Isolated diaphragm muscles were dissociated from wild-type, mdx and mdx/IL6 mice both mechanically, by mincing them into a coarse slurry with scissors, and enzymatically, using 0.2% collagenase type II (Sigma) in PBS for 90 min at 37°C (65). The isolated cells were then filtered through a 40 µm cell strainer (Falcon) and incubated with the following antibodies (10 ng/ml): CD31-PECy7, CD45-eFluor 450 (eBioscience); Sca-1-FITC (Macs), CD34-APC (BD Pharmigen) and α7integrin-PE (R&D Systems Inc.). A subsequent incubation with 7-Aminoactinomycin D (Sigma) was performed.

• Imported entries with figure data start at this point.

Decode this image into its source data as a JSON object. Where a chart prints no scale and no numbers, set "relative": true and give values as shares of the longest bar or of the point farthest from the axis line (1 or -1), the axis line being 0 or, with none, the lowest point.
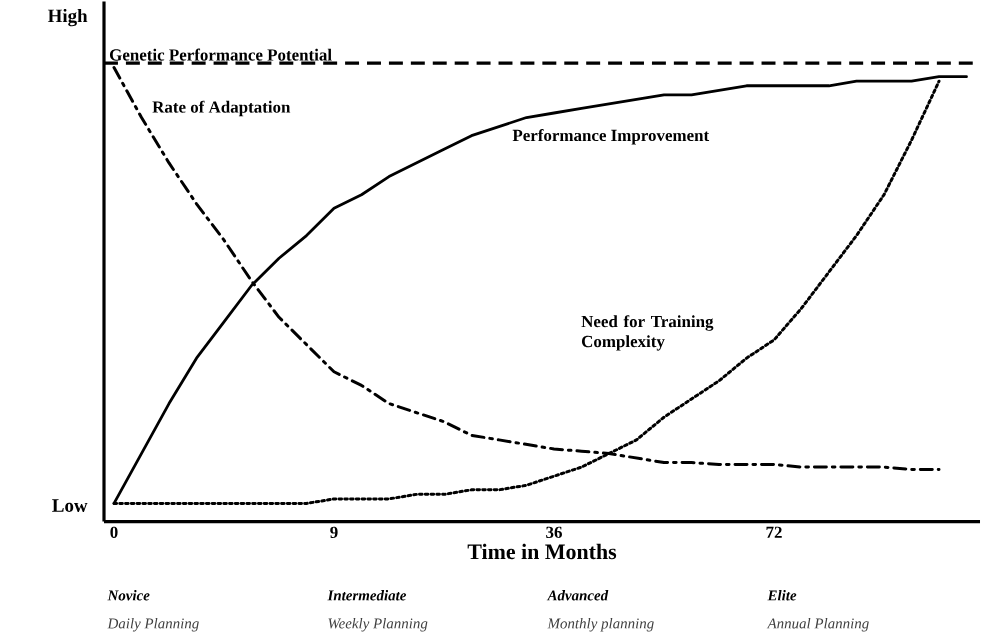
{
  "chart_data": {
    "type": "line",
    "xlabel": "Time in Months",
    "relative": true,
    "categories": [
      "0",
      null,
      null,
      null,
      null,
      null,
      null,
      null,
      "9",
      null,
      null,
      null,
      null,
      null,
      null,
      null,
      "36",
      null,
      null,
      null,
      null,
      null,
      null,
      null,
      "72",
      null,
      null,
      null,
      null,
      null,
      null,
      null
    ],
    "series": [
      {
        "name": "Performance Improvement",
        "color": "#000000",
        "line_style": "solid",
        "values": [
          0.04,
          0.15,
          0.26,
          0.36,
          0.44,
          0.52,
          0.58,
          0.63,
          0.69,
          0.72,
          0.76,
          0.79,
          0.82,
          0.85,
          0.87,
          0.89,
          0.9,
          0.91,
          0.92,
          0.93,
          0.94,
          0.94,
          0.95,
          0.96,
          0.96,
          0.96,
          0.96,
          0.97,
          0.97,
          0.97,
          0.98,
          0.98
        ]
      },
      {
        "name": "Rate of Adaptation",
        "color": "#000000",
        "line_style": "dashdot",
        "values": [
          1,
          0.89,
          0.79,
          0.7,
          0.62,
          0.53,
          0.45,
          0.39,
          0.33,
          0.3,
          0.26,
          0.24,
          0.22,
          0.19,
          0.18,
          0.17,
          0.16,
          0.155,
          0.15,
          0.14,
          0.13,
          0.13,
          0.126,
          0.126,
          0.126,
          0.12,
          0.12,
          0.12,
          0.12,
          0.115,
          0.115,
          null
        ]
      },
      {
        "name": "Need for Training Complexity",
        "color": "#000000",
        "line_style": "dotted",
        "values": [
          0.04,
          0.04,
          0.04,
          0.04,
          0.04,
          0.04,
          0.04,
          0.04,
          0.05,
          0.05,
          0.05,
          0.06,
          0.06,
          0.07,
          0.07,
          0.08,
          0.1,
          0.12,
          0.15,
          0.18,
          0.23,
          0.27,
          0.31,
          0.36,
          0.4,
          0.47,
          0.55,
          0.63,
          0.72,
          0.84,
          0.97,
          null
        ]
      }
    ],
    "ref_lines": [
      {
        "axis": "y",
        "value": 1.01,
        "label": "Genetic Performance Potential",
        "color": "#000000",
        "line_style": "dashed"
      }
    ],
    "annotations": [
      "High",
      "Low",
      "Novice",
      "Daily Planning",
      "Intermediate",
      "Weekly Planning",
      "Advanced",
      "Monthly planning",
      "Elite",
      "Annual Planning"
    ]
  }
}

Flow cytometry analysis was performed on a CyAN ADP DAKO and Summit 4.3 software was used for data acquisition and analysis.

Statistical analysis

Statistical analysis was performed with GraphPad Prism Software. All data, if not differently specified, were expressed as mean ± SEM. Difference among groups, if not differently specified, were assessed with one-way ANOVA with a Bonferroni post test or Dunn's post Test, and between pairs with Mann–Whitney test or Student's t-test assuming two-tailed distributions. Statistical comparisons of survival were made with the long-rank test. Sample size was predetermined based on the variability observed in preliminary and similar experiments. All experiments requiring animal models were subjected to randomization based on litter. P < 0.05 is considered statistically significant.

Funding

This work was supported by Telethon (grant no. GGP13013) and partly by Agenzia Spaziale Italiana (grant no. 2013-088-RO), PRIN (grant no. 2010R8JK2X) and AFM (grant no. 15652). Funding to pay the Open Access publication charges for this article was provided by Telethon.